[Newest Version] Free BDS-C00 PDF and Exam Questions Download 100% Pass Exam - Actual Certifications Exam Q&A

Attention please! Here is the shortcut to pass your BDS-C00 exam! Get yourself well prepared for the AWS Certified Specialty BDS-C00 AWS Certified Big Data – Speciality (BDS-C00) exam is really a hard job. But don’t worry! We We, provides the most update BDS-C00 exam questions. With We latest BDS-C00 dumps, you’ll pass the AWS Certified Specialty BDS-C00 AWS Certified Big Data – Speciality (BDS-C00) exam in an easy way

Visit our site to get more BDS-C00 Q and As:https://www.pass4itsure.com/aws-certified-big-data-specialty.html (264 QAs Dumps)
Question 1:

A new algorithm has been written in Python to identify SPAM e-mails. The algorithm analyzes the free text contained within a sample set of 1 million e-mails stored on Amazon S3. The algorithm must be scaled across a production dataset of

5 PB, which also resides in Amazon S3 storage.

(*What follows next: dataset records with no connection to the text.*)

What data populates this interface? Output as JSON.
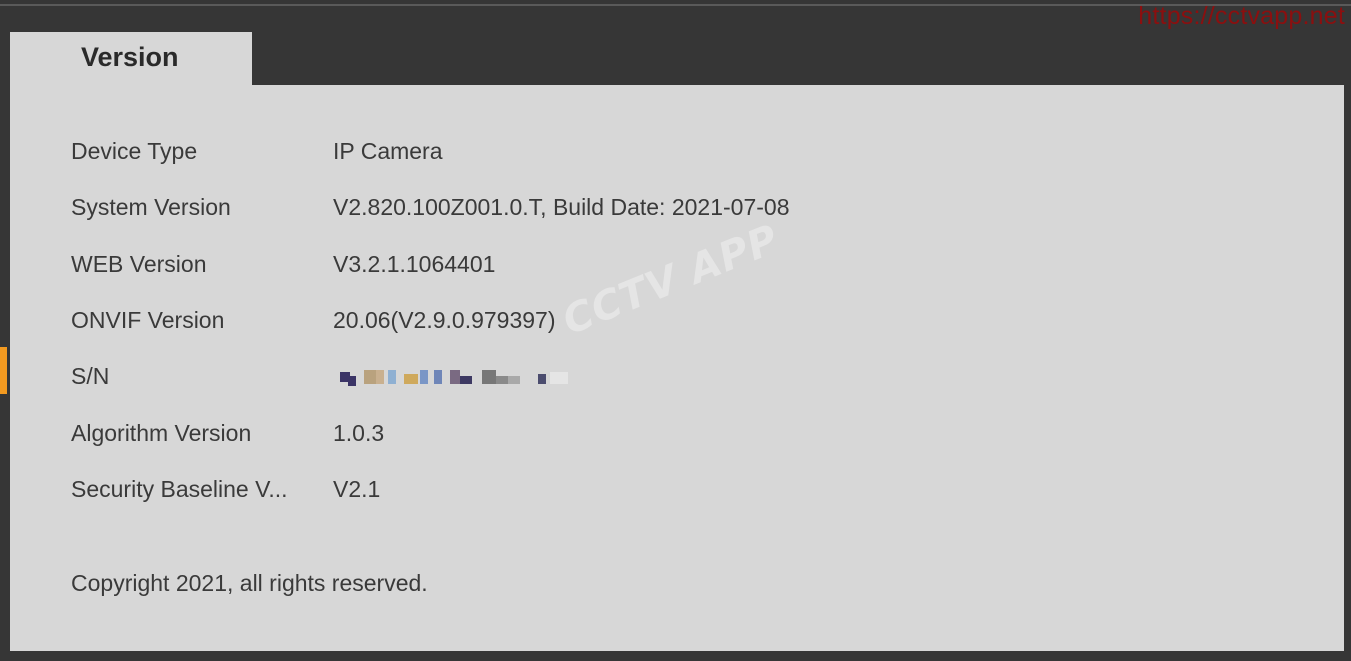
{
  "overlay": {
    "url_watermark": "https://cctvapp.net",
    "logo_watermark": "CCTV APP"
  },
  "tabs": [
    {
      "label": "Version"
    }
  ],
  "info": {
    "rows": [
      {
        "label": "Device Type",
        "value": "IP Camera"
      },
      {
        "label": "System Version",
        "value": "V2.820.100Z001.0.T, Build Date: 2021-07-08"
      },
      {
        "label": "WEB Version",
        "value": "V3.2.1.1064401"
      },
      {
        "label": "ONVIF Version",
        "value": "20.06(V2.9.0.979397)"
      },
      {
        "label": "S/N",
        "value": ""
      },
      {
        "label": "Algorithm Version",
        "value": "1.0.3"
      },
      {
        "label": "Security Baseline V...",
        "value": "V2.1"
      }
    ],
    "copyright": "Copyright 2021, all rights reserved."
  },
  "colors": {
    "background": "#363636",
    "panel": "#d7d7d7",
    "accent": "#f39a20",
    "watermark": "#8b0f0f"
  }
}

Which AWS service strategy is best for this use case?

A. Copy the data into Amazon ElastiCache to perform text analysis on the in-memory data and export the results of the model into Amazon Machine Learning.

B. Use Amazon EMR to parallelize the text analysis tasks across the cluster using a streaming program step.

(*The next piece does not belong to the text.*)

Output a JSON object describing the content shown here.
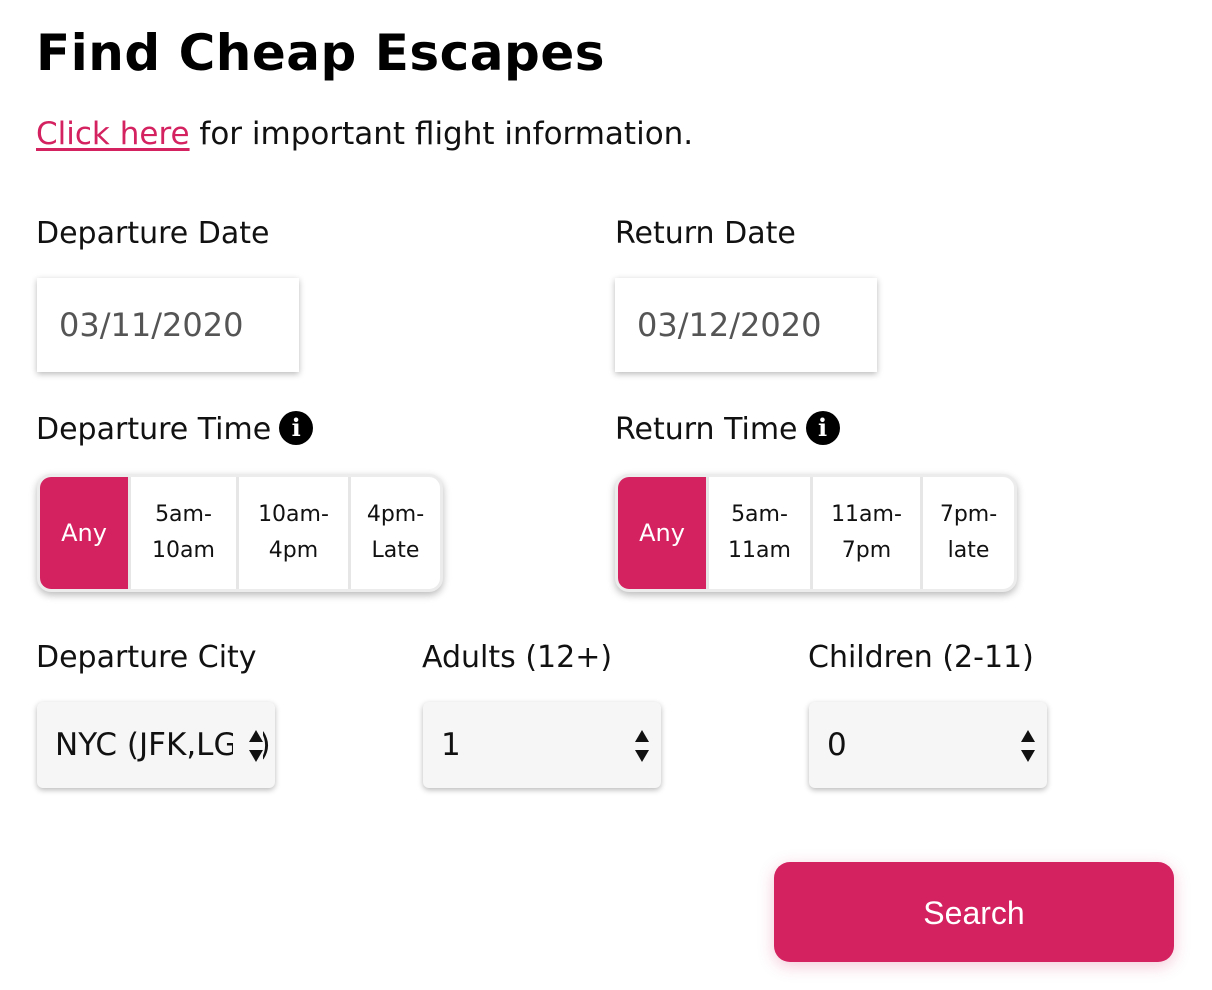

C. Use Amazon Elasticsearch Service to store the text and then use the Python Elasticsearch Client to run analysis against the text index.

D. Initiate a Python job from AWS Data Pipeline to run directly against the Amazon S3 text files.

Correct Answer: C

Reference: https://aws.amazon.com/blogs/database/indexing-metadata-in-amazon-elasticsearch-service-using-aws-lambda-and-python/

Question 2:

A data engineer chooses Amazon DynamoDB as a data store for a regulated application. This application must be submitted to regulators for review. The data engineer needs to provide a control framework that lists the security controls from

the process to follow to add new users down to the physical controls of the data center, including items like security guards and cameras.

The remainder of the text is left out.